Best practices for new state EPR programs

The Product Stewardship Institute has released a new seven-page document that serves as a primer for governments looking to enact extended producer responsibility programs for electronics.

Currently 23 U.S. states have some form of EPR for electronics, covering a range of different products and measuring the effectiveness of the EPR programs in several different ways. PSI is looking for a way to educate state governments on what works and what doesn’t in this patchwork quilt of laws and legislation through the new ‘best practices’ document.

“EPR laws for electronics have boosted the recycling of scrap electronics, recovered precious materials that were being wasted, and created thou-sands of recycling jobs while saving governments millions of dollars. Each law is different, however, and some laws have resulted in higher recycling rates and more efficient collection and recycling infrastructure,” according to the document.
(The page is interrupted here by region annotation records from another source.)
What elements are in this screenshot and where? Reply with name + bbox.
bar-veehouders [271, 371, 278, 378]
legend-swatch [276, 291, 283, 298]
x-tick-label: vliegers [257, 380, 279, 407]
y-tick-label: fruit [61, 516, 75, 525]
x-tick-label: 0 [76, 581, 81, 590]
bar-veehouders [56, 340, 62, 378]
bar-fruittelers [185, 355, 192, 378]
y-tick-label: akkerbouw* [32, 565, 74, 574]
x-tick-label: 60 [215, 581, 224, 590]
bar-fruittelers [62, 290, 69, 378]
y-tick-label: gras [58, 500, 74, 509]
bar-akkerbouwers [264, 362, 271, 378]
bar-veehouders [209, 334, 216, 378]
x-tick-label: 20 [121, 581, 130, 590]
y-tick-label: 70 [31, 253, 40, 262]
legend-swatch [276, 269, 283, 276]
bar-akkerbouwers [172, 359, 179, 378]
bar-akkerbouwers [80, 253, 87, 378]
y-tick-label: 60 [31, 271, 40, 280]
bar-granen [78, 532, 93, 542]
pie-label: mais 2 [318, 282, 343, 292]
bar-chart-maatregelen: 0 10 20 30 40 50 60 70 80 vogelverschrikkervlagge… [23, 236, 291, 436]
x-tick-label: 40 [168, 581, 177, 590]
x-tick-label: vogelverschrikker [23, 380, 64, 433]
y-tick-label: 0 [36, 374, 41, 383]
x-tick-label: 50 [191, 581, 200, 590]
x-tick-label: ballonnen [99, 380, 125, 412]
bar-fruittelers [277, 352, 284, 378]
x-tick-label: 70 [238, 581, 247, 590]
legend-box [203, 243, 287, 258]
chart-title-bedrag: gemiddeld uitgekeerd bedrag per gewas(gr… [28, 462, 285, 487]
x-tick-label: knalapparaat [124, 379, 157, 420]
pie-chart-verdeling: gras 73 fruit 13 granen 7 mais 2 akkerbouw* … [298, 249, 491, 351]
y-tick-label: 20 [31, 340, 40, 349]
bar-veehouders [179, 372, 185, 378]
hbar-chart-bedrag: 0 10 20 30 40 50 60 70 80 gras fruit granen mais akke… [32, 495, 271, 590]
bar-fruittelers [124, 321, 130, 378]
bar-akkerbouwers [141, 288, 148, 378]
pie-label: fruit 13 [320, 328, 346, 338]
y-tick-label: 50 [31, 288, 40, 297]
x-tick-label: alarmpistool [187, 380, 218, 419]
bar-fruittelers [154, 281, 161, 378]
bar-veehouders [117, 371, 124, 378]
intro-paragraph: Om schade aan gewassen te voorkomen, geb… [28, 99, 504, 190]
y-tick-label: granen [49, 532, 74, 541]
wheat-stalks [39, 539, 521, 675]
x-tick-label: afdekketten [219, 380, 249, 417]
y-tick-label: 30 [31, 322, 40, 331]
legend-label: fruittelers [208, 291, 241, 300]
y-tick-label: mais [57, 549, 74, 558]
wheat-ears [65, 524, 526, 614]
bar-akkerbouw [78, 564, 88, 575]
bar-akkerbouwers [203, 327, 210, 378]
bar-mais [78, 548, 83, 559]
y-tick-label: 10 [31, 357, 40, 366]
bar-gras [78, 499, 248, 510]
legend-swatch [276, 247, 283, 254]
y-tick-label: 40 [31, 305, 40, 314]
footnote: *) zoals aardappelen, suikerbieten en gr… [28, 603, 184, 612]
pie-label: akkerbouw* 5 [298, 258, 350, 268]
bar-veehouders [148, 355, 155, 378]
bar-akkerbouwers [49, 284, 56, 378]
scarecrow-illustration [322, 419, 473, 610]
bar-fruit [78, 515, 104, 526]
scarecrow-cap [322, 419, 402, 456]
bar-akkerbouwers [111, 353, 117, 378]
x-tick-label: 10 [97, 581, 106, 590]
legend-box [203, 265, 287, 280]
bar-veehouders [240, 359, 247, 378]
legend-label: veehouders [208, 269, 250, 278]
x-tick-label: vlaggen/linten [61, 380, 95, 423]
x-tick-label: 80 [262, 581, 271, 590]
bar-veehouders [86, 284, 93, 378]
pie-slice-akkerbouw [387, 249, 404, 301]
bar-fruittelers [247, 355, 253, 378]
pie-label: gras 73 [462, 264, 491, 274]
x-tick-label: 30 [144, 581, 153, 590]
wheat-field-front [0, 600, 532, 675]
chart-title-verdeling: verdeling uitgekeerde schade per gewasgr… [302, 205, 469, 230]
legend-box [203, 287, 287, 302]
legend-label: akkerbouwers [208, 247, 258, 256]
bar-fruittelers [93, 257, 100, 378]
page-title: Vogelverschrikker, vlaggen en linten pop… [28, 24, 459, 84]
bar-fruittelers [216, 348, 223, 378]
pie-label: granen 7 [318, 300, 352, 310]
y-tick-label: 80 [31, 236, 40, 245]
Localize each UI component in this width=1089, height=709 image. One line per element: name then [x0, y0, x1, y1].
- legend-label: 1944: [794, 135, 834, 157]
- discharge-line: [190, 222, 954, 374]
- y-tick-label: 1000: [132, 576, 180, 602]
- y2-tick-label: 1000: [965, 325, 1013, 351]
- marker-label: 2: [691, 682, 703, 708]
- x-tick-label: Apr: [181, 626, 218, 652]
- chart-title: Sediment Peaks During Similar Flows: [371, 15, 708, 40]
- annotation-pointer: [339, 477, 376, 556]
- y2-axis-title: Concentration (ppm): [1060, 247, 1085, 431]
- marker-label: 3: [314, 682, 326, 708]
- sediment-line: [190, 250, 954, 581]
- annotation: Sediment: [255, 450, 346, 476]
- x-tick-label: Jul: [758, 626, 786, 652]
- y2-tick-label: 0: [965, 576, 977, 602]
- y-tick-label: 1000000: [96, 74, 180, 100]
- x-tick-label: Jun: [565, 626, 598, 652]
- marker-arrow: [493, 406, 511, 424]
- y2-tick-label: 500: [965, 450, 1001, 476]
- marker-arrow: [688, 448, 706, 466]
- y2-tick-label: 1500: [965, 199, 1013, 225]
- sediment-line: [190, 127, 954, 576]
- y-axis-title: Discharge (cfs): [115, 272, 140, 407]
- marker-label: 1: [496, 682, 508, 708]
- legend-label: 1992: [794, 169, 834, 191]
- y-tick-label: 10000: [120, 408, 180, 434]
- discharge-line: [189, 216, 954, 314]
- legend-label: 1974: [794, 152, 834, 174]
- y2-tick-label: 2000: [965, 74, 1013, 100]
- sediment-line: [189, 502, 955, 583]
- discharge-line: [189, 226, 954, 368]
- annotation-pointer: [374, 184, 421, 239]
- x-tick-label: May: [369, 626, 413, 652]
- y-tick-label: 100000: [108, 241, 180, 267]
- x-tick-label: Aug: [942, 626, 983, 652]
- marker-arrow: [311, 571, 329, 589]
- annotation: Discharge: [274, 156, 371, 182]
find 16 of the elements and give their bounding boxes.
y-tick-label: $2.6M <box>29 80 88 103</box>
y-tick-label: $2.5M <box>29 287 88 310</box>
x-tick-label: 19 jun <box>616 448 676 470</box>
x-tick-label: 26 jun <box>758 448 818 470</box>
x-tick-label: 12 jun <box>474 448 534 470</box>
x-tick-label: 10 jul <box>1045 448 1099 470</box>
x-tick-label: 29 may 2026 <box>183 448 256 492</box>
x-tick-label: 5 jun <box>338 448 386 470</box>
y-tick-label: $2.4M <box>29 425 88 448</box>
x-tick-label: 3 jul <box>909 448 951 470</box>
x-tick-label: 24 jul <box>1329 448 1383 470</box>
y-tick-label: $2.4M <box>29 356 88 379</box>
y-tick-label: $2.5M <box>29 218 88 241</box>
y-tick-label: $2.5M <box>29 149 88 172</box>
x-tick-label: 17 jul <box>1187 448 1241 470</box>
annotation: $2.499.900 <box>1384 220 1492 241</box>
PSI lays out a primer of sorts for new EPR programs, discussing the pros and cons of opting for a program that has, for example, a limited number of covered electronic devices compared to one that accepts a broader range of products.

The document also gives tips on how to best fund a program and how to confront certain challenges, such as developing a list of manufacturers who sell products within the state who would have EPR obligations and responsibilities under the new law.

PSI also discusses the need to use responsible, ethical recyclers such as those who have obtained the Responsible Recycling standard, when crafting state laws.